Reply To: Embodiment and Flow

  • Samuel Ford

    Member
    March 13, 2023 at 3:25 pm

    “I have known a number of wonderful, classically-trained musicians who feel like this about music: for them the achievement has really been about left-hemisphere criteria such as precision, fluency, mastery- so, deviation from these aims is seen as risky or even dangerous. Indeed, it probably is all of these things where the expression is part of an orchestral presentation. But it is a feeling many of them find hard to shake when they play elsewhere.”

    Yes I agree, and for this reason many people who have had some classical training are hopeless at writing music and at improvisation (excluding the true masters and composers). They have often been trained just to complete what’s on a page, not necessarily to understand the patterns of music at an intuitive level. There are many people who can play a fugue, but how many can compose or improvise a fugue?
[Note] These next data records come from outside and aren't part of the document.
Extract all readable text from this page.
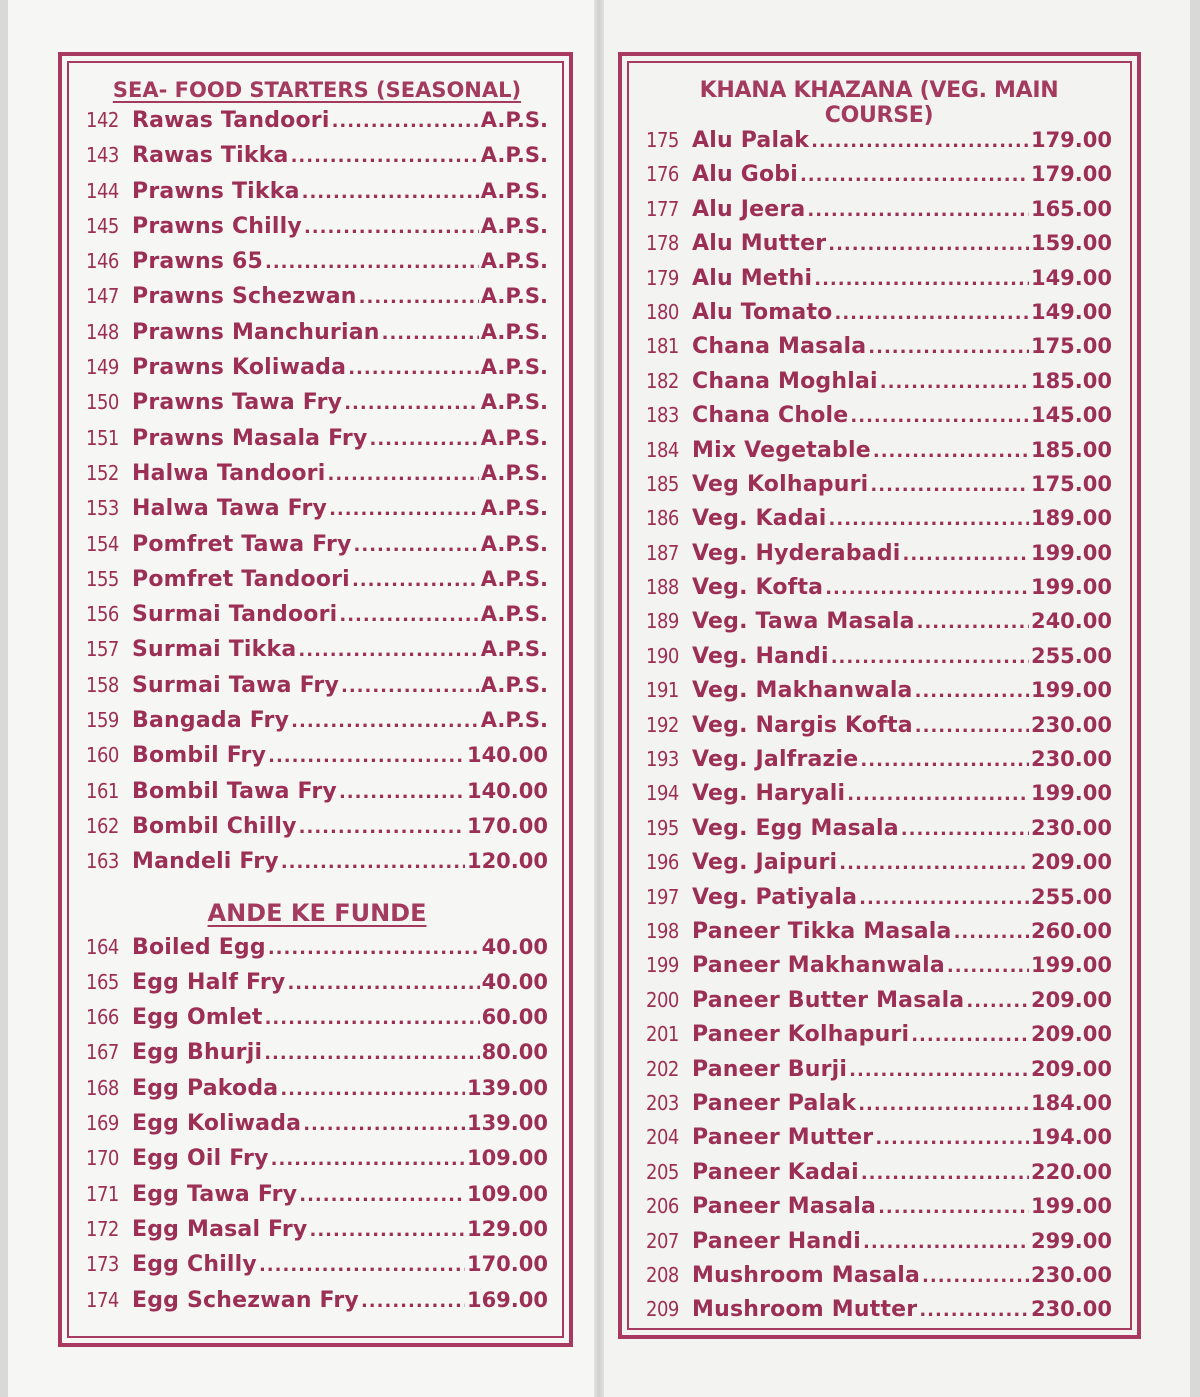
SEA- FOOD STARTERS (SEASONAL)
142 Rawas Tandoori .....	A.P.S.
143 Rawas Tikka .....	A.P.S.
144 Prawns Tikka .....	A.P.S.
145 Prawns Chilly .....	A.P.S.
146 Prawns 65 .....	A.P.S.
147 Prawns Schezwan .....	A.P.S.
148 Prawns Manchurian .....	A.P.S.
149 Prawns Koliwada .....	A.P.S.
150 Prawns Tawa Fry .....	A.P.S.
151 Prawns Masala Fry .....	A.P.S.
152 Halwa Tandoori .....	A.P.S.
153 Halwa Tawa Fry .....	A.P.S.
154 Pomfret Tawa Fry .....	A.P.S.
155 Pomfret Tandoori .....	A.P.S.
156 Surmai Tandoori .....	A.P.S.
157 Surmai Tikka .....	A.P.S.
158 Surmai Tawa Fry .....	A.P.S.
159 Bangada Fry .....	A.P.S.
160 Bombil Fry .....	140.00
161 Bombil Tawa Fry .....	140.00
162 Bombil Chilly .....	170.00
163 Mandeli Fry .....	120.00
ANDE KE FUNDE
164 Boiled Egg .....	40.00
165 Egg Half Fry .....	40.00
166 Egg Omlet .....	60.00
167 Egg Bhurji .....	80.00
168 Egg Pakoda .....	139.00
169 Egg Koliwada .....	139.00
170 Egg Oil Fry .....	109.00
171 Egg Tawa Fry .....	109.00
172 Egg Masal Fry .....	129.00
173 Egg Chilly .....	170.00
174 Egg Schezwan Fry .....	169.00
KHANA KHAZANA (VEG. MAIN COURSE)
175 Alu Palak .....	179.00
176 Alu Gobi .....	179.00
177 Alu Jeera .....	165.00
178 Alu Mutter .....	159.00
179 Alu Methi .....	149.00
180 Alu Tomato .....	149.00
181 Chana Masala .....	175.00
182 Chana Moghlai .....	185.00
183 Chana Chole .....	145.00
184 Mix Vegetable .....	185.00
185 Veg Kolhapuri .....	175.00
186 Veg. Kadai .....	189.00
187 Veg. Hyderabadi .....	199.00
188 Veg. Kofta .....	199.00
189 Veg. Tawa Masala .....	240.00
190 Veg. Handi .....	255.00
191 Veg. Makhanwala .....	199.00
192 Veg. Nargis Kofta .....	230.00
193 Veg. Jalfrazie .....	230.00
194 Veg. Haryali .....	199.00
195 Veg. Egg Masala .....	230.00
196 Veg. Jaipuri .....	209.00
197 Veg. Patiyala .....	255.00
198 Paneer Tikka Masala .....	260.00
199 Paneer Makhanwala .....	199.00
200 Paneer Butter Masala .....	209.00
201 Paneer Kolhapuri .....	209.00
202 Paneer Burji .....	209.00
203 Paneer Palak .....	184.00
204 Paneer Mutter .....	194.00
205 Paneer Kadai .....	220.00
206 Paneer Masala .....	199.00
207 Paneer Handi .....	299.00
208 Mushroom Masala .....	230.00
209 Mushroom Mutter .....	230.00
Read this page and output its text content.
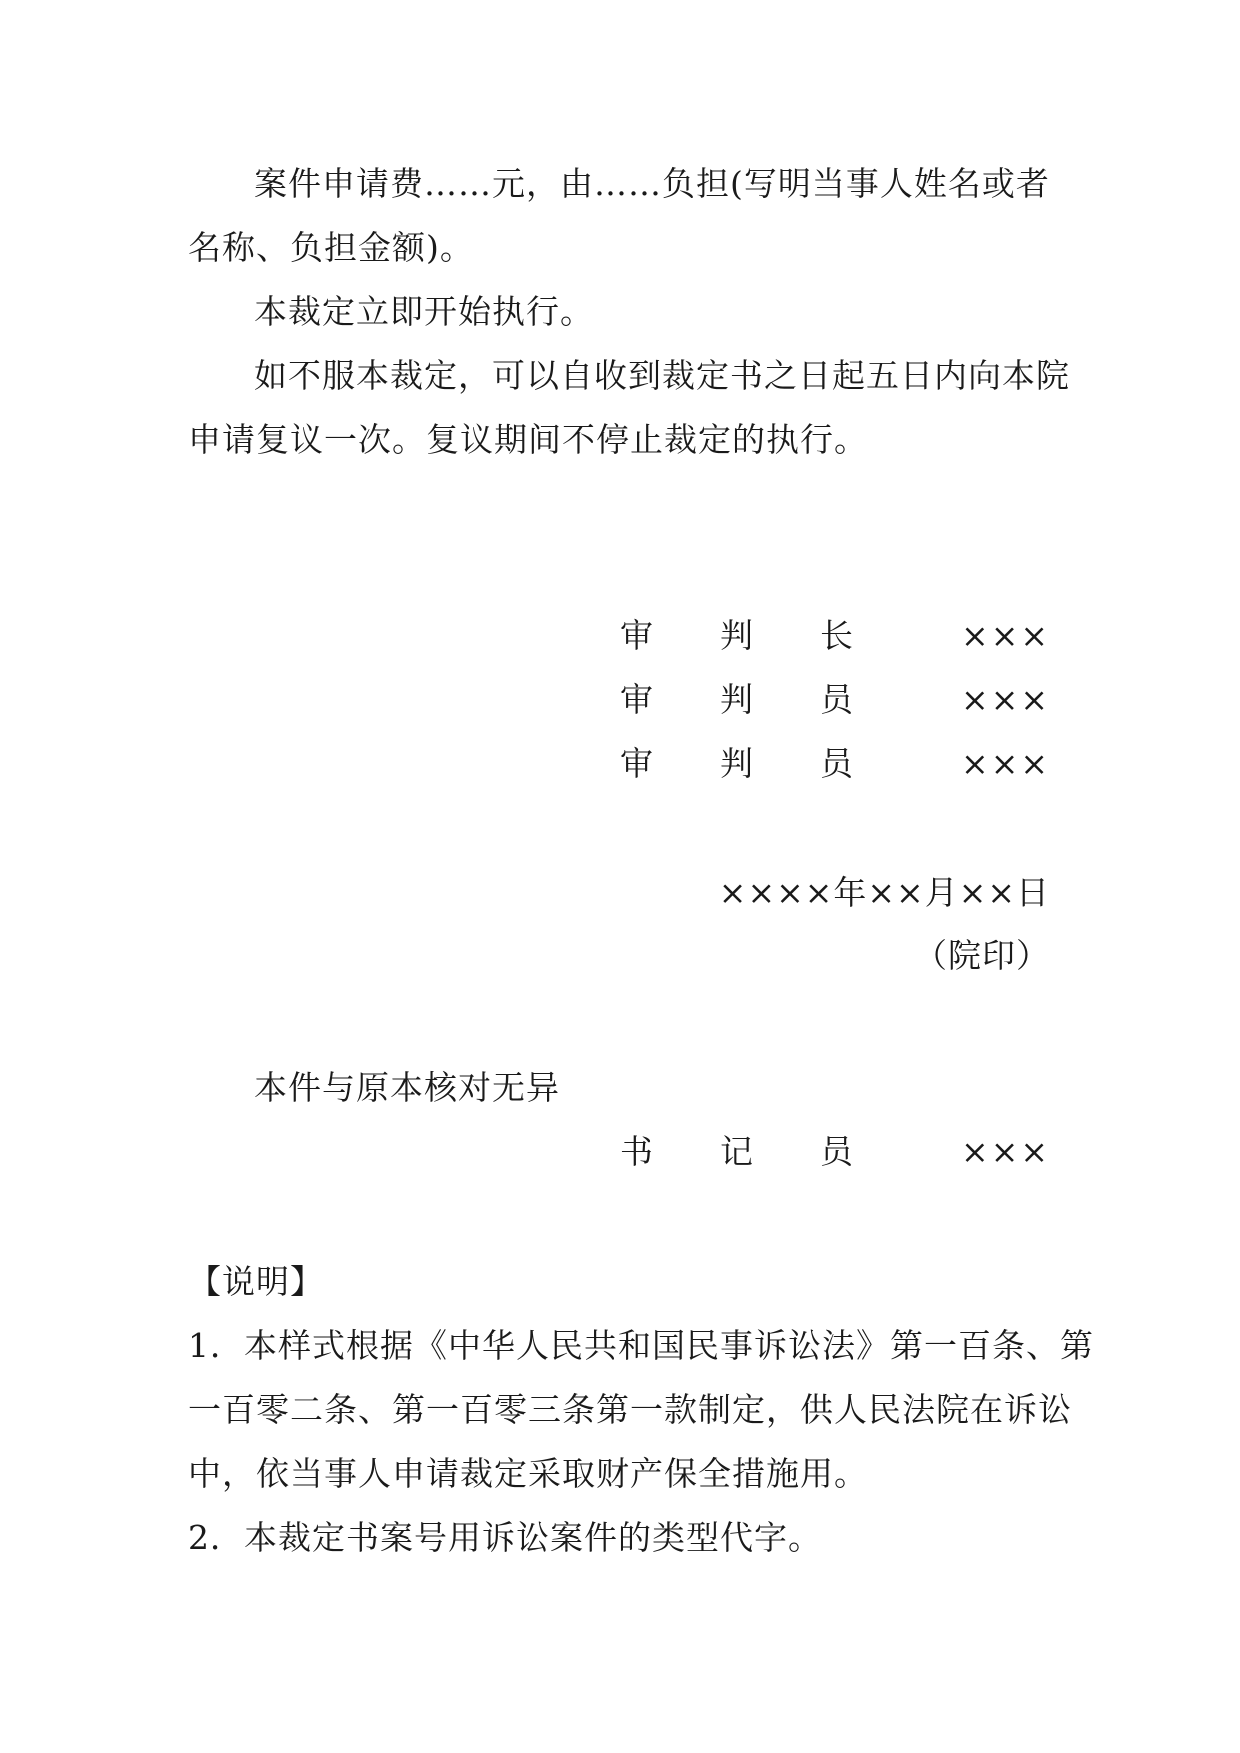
案件申请费……元，由……负担(写明当事人姓名或者
名称、负担金额)。
本裁定立即开始执行。
如不服本裁定，可以自收到裁定书之日起五日内向本院
申请复议一次。复议期间不停止裁定的执行。
审 判 长	×××
审 判 员	×××
审 判 员	×××
××××年××月××日
（院印）
本件与原本核对无异
书 记 员	×××
【说明】
1．本样式根据《中华人民共和国民事诉讼法》第一百条、第
一百零二条、第一百零三条第一款制定，供人民法院在诉讼
中，依当事人申请裁定采取财产保全措施用。
2．本裁定书案号用诉讼案件的类型代字。
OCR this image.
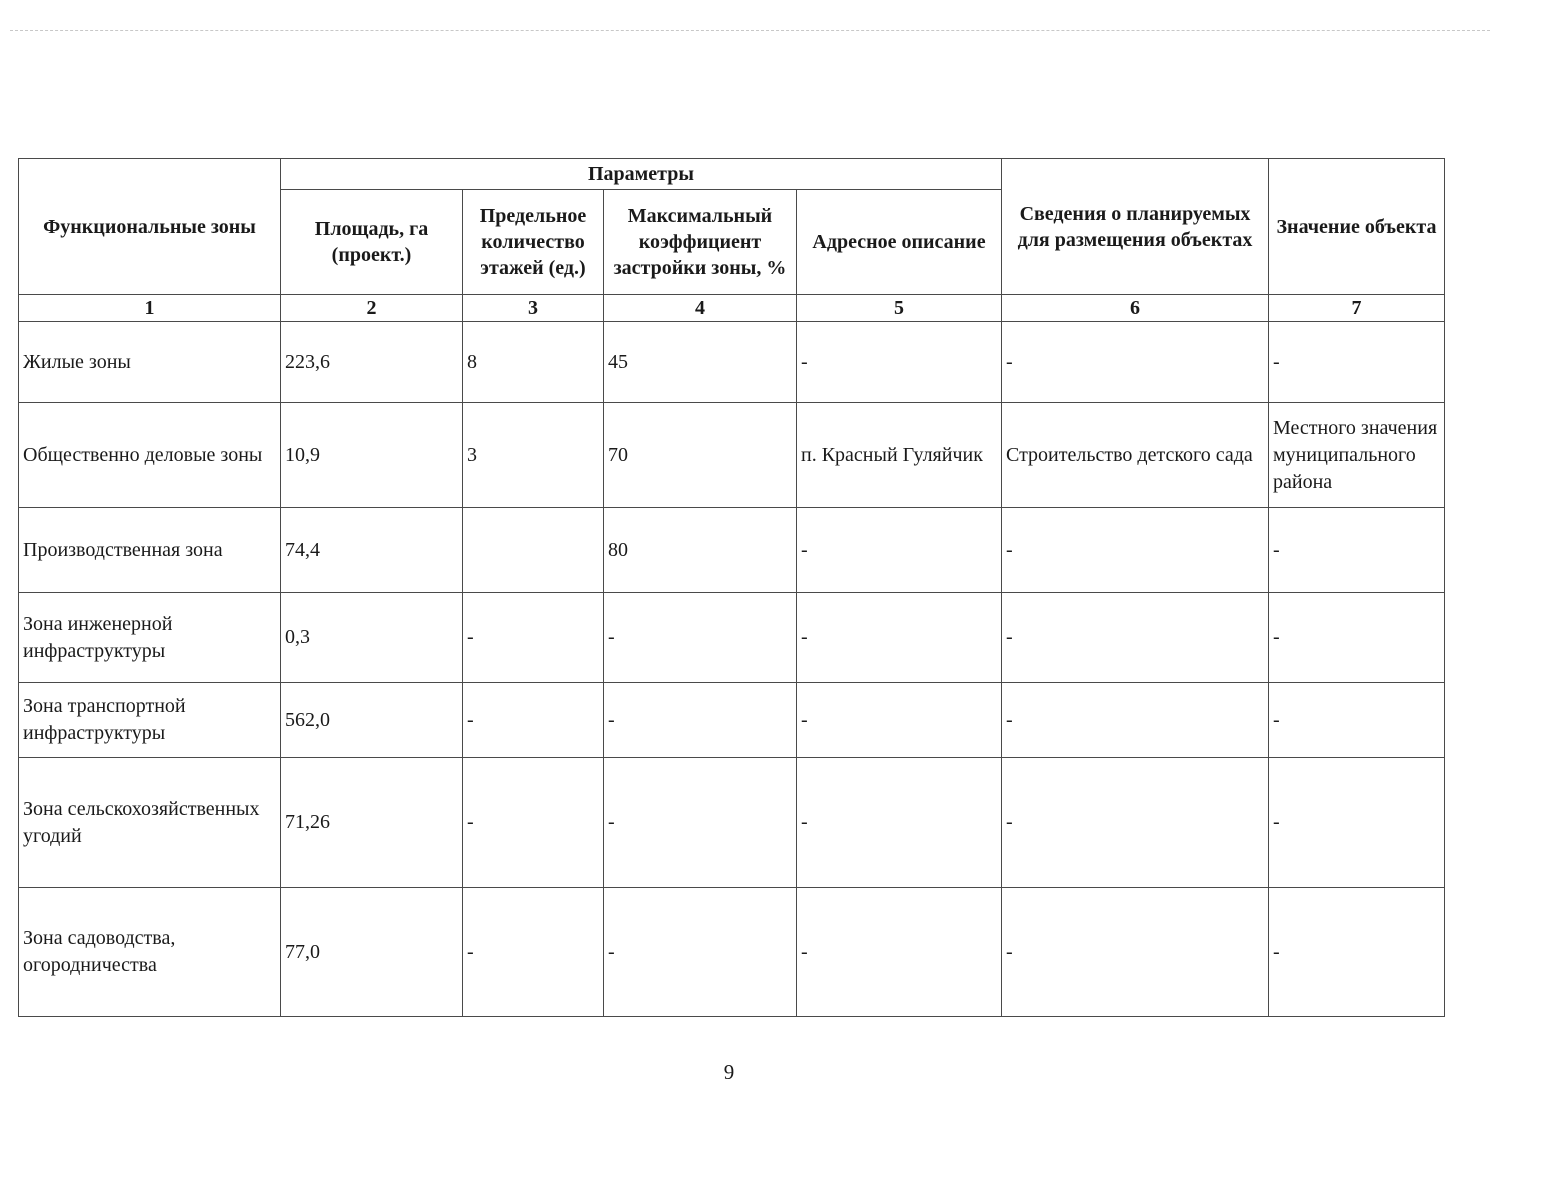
Функциональные зоны	Параметры				Сведения о планируемых для размещения объектах	Значение объекта
	Площадь, га (проект.)	Предельное количество этажей (ед.)	Максимальный коэффициент застройки зоны, %	Адресное описание		
1	2	3	4	5	6	7
Жилые зоны	223,6	8	45	-	-	-
Общественно деловые зоны	10,9	3	70	п. Красный Гуляйчик	Строительство детского сада	Местного значения муниципального района
Производственная зона	74,4		80	-	-	-
Зона инженерной инфраструктуры	0,3	-	-	-	-	-
Зона транспортной инфраструктуры	562,0	-	-	-	-	-
Зона сельскохозяйственных угодий	71,26	-	-	-	-	-
Зона садоводства, огородничества	77,0	-	-	-	-	-
9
That might seem like a big ask, but such skills were expected of working musicians in the baroque period when fugues were actually being written (this tradition is now slowly coming back with the re-discovery of ‘partimento’ teaching techniques).

    Great Jazz players such as Keith Jarrett, Herbie Hancock, Thelonius Monk, Chick Corea, Bill Evans could sit at a piano and create new music in real-time, much more impressive in my opinion than being able to sight read somebody else’s work – the jazz pianist Erroll Garner (the fella in the video I posted in this thread) was once asked criticised because he couldn’t read sheet music, he simply responded “No-one comes to watch me read”.